Bagi China, Natuna mereka sebut Zhanghai Qitou.

“Kepulauan Natuna memiliki hubungan yang mendalam dengan Tiongkok kuno.

“Sebelum Dinasti Han, orang dahulu menyebut tempat ini Zhanghai, yang disebut Kepulauan Natuna sebagai Zhanghai Qitou, dan menyebut Pulau Natuna sebagai Qitou Besar,” jelasnya.

Kemudian pada zaman Dinasti Song, kapal-kapal asing yang melewati Natuna menganggap pulau tersebut milik kerajaan China.

“Pada Dinasti Song, karena perkembangan pelayaran, banyak kapal di sini, dan kapal asing yang melewati Natuna dianggap telah masuk ke wilayah China.”

Dinasti Ming

Beranjak ke era Dinasti Ming, kerajaan mengutus Zheng He atau akrab dikenal di telinga publik Indonesia Laksamana Cheng Ho melakukan pelayaran ke Nusantara.

Cheng Ho ini dikenal dalam literatur China kuno sebaga ‘Pelayaran Zheng He ke Barat’.

“Keakraban antara China dan Kepulauan Natuna dimulai pada Dinasti Ming. Dispekulasikan bahwa Zhu Di, nenek moyang Dinasti Ming, memulai karirnya di Pertempuran Jingnan dan merupakan seorang perampas kekuasaan. Untuk menemukan Kaisar Jianwen yang hilang, dia memerintahkan Zheng He untuk melakukan tujuh pelayaran ke Bar membuka yang terbesar era “Pelayaran Zheng He ke Barat” dalam sejarah Tiongkok kuno,” ungkapnya.
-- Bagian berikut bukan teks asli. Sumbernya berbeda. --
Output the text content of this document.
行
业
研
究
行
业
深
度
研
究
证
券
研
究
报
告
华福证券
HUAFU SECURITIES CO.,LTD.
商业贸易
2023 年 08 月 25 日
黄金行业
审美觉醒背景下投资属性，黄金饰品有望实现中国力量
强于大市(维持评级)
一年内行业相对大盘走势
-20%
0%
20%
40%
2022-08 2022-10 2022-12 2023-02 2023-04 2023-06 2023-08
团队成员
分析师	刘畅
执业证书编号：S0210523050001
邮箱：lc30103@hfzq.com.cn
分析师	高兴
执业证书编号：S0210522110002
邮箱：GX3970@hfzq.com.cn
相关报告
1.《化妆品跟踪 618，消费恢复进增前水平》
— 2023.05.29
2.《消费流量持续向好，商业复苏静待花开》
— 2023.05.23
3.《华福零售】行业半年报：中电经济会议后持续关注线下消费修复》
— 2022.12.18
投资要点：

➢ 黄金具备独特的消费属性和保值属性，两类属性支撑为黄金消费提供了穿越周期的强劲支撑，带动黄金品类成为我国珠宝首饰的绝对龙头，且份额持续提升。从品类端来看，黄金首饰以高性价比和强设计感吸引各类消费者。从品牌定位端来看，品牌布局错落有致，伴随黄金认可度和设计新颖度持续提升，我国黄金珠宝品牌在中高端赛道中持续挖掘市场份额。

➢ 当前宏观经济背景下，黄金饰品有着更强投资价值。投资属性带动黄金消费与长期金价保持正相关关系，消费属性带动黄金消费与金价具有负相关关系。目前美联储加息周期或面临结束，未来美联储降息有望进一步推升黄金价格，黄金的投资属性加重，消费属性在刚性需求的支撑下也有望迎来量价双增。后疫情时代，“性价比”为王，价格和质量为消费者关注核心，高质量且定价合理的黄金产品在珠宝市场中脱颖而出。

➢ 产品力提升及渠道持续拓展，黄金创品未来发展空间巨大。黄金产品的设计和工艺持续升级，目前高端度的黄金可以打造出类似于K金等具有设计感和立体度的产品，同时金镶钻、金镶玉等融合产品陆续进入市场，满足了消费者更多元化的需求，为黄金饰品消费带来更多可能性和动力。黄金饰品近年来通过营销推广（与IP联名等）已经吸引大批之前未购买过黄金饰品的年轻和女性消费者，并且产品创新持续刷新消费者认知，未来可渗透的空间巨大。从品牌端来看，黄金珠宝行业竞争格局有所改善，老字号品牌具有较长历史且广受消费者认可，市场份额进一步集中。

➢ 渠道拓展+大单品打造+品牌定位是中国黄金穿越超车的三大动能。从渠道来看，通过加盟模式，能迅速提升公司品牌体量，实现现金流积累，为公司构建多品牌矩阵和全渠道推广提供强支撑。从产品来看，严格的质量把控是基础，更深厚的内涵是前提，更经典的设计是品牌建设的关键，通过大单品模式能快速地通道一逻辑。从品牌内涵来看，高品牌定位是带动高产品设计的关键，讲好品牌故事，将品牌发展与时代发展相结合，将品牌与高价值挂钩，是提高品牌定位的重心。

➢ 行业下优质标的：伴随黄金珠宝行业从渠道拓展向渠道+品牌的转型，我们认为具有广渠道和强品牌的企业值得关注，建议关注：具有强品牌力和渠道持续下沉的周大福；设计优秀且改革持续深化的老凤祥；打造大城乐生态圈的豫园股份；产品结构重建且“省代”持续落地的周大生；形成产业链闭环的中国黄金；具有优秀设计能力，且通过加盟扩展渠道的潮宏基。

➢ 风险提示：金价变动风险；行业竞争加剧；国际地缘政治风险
Cheng Ho sebelum memasuki wilayah Nusantara, transit dulu di pulau Zhanghai Qitou alias Natuna.

“Karena lokasi lalu lintasnya, Dajiqitou digunakan oleh armada Zheng He sebagai pos pos pertama di laut, yang mengawali sejarah pengelolaan Kepulauan Natuna oleh Tiongkok.

“Bagan Navigasi Zheng He” dari Dinasti Ming menggambarkan lokasi Jijiqitou (Natuna).” papar 163.com.

Untuk memperkuat legitimisasi, Dinasti Ming mengubah nama Zhanghai Qitou menjadi Wanshengyu, Anbuna.

Dinasti Ming disebut mengelola kepulauan Natuna selama 200 tahun yang merupakan koloni terjauh di Utara.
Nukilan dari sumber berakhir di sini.